O meia-atacante Diogo Júnior Pereira, 14 anos, demonstrou uma técnica e raça impressionantes durante o coletivo. Antes do início da seleção, o técnico Jair Machado já dava indícios de que o menino de Marília, interior de São Paulo, seria aprovado. ''Em todos os treinos que participou ele marcou dois ou mais gols'', contava o técnico.
Ciente do bom desempenho nos testes, Diogo não demonstrou grande surpresa ao ser informado da decisão. ''Estava esperando.''
Alguns deficiências de Diogo deverão ser trabalhados pela comissão técnica. ''Serão eliminadas com o trabalho'', observou o técnico Wilson Silva.
O outro aprovado na categoria infantil já tem experiência em outros clubes. O paulistano Bruno Roque de Souza, 15, já treinou no Flamengo, de Guarulhos (SP), e no Atlético, de Ilhota (SC).

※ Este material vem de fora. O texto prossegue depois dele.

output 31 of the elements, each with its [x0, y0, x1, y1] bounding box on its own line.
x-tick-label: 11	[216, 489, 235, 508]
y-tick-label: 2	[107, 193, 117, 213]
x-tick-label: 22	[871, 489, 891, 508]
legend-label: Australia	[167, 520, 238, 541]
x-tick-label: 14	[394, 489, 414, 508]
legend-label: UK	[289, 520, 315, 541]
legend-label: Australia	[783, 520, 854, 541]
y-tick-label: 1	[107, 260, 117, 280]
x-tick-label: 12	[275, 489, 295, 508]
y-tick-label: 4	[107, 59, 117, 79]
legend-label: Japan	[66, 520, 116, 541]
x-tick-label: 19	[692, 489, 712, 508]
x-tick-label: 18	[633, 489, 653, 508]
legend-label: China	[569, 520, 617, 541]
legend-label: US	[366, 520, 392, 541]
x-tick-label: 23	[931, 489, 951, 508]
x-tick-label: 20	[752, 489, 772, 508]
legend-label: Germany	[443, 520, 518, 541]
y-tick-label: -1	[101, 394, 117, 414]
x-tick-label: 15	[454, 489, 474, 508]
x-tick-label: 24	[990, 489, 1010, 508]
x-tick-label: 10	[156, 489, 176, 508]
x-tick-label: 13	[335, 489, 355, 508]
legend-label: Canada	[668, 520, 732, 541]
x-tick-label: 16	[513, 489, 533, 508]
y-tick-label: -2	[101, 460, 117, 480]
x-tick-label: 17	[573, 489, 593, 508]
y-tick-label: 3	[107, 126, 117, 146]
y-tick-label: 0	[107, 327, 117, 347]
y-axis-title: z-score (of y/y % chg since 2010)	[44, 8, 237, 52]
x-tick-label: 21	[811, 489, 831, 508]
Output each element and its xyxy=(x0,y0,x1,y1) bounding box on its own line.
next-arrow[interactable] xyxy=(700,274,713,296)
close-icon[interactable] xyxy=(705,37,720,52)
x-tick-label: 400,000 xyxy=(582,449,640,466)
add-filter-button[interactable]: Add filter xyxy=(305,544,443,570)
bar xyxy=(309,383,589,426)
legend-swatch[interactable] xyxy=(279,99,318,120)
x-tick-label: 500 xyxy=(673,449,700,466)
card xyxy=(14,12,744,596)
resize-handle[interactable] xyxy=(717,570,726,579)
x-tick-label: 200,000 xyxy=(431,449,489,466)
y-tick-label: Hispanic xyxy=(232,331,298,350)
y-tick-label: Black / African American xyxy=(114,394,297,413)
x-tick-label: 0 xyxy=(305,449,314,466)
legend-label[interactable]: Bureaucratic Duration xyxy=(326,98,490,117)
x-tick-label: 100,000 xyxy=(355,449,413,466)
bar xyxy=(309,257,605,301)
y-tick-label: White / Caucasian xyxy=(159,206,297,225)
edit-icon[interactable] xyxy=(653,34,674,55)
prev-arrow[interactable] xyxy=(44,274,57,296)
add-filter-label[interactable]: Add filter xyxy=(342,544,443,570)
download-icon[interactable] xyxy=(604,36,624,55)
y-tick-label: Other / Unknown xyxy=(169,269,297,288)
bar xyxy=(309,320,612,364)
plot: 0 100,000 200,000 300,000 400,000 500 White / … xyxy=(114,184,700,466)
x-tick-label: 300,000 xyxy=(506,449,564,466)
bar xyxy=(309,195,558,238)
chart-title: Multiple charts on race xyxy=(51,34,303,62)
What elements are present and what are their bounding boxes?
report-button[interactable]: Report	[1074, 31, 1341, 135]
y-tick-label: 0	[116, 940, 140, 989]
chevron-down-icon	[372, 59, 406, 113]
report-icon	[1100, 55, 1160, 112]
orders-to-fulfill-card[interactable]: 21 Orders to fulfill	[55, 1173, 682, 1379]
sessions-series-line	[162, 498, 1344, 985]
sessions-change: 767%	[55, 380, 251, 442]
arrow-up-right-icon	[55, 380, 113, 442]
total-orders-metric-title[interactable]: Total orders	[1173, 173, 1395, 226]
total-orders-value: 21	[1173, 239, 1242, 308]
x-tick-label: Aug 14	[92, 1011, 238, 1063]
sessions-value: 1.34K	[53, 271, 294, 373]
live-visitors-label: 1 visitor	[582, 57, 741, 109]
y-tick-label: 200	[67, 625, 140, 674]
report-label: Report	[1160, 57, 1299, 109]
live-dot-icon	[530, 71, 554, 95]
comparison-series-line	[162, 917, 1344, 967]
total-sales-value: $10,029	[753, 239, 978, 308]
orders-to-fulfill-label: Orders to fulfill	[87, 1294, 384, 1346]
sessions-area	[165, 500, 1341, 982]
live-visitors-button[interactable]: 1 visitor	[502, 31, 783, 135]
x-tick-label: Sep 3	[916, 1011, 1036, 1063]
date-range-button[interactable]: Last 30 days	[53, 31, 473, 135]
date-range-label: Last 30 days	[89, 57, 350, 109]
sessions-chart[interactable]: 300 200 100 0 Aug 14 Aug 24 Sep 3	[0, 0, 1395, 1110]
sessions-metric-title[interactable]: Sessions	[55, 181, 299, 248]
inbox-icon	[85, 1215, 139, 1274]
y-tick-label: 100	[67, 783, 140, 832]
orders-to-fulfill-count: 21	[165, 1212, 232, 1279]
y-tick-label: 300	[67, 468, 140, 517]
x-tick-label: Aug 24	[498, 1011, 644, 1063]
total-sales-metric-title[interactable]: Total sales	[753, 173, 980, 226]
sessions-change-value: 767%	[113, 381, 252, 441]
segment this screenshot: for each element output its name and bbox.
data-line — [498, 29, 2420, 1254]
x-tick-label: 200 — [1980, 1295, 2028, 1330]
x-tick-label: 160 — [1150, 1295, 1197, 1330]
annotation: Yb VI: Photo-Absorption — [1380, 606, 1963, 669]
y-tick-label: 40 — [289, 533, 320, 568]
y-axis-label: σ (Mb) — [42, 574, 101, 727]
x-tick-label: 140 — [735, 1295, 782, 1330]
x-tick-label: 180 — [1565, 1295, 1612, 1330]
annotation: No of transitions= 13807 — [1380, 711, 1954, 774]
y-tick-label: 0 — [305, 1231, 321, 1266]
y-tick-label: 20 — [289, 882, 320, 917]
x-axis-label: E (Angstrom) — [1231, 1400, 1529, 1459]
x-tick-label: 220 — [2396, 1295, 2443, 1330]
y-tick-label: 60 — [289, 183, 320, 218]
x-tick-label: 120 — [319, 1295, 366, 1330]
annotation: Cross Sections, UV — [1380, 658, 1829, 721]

A personalidade e a liderança demonstradas dentro de campo lhe deram pontos consideráveis na corrida por uma vaga. ''Estou muito feliz. Acredito que terei um bom desempenho. Minha família sempre esteve ao meu lado e isso ajuda'', frisou.
Conforme Machado, alguns dos garotos que não foram aprovados têm qualidade, mas enfrentam uma forte concorrência dentro do próprio clube. ''Temos outros jogadores na mesma posição deles. Futebol é feito de oportunidades'', concluiu. (G.A.)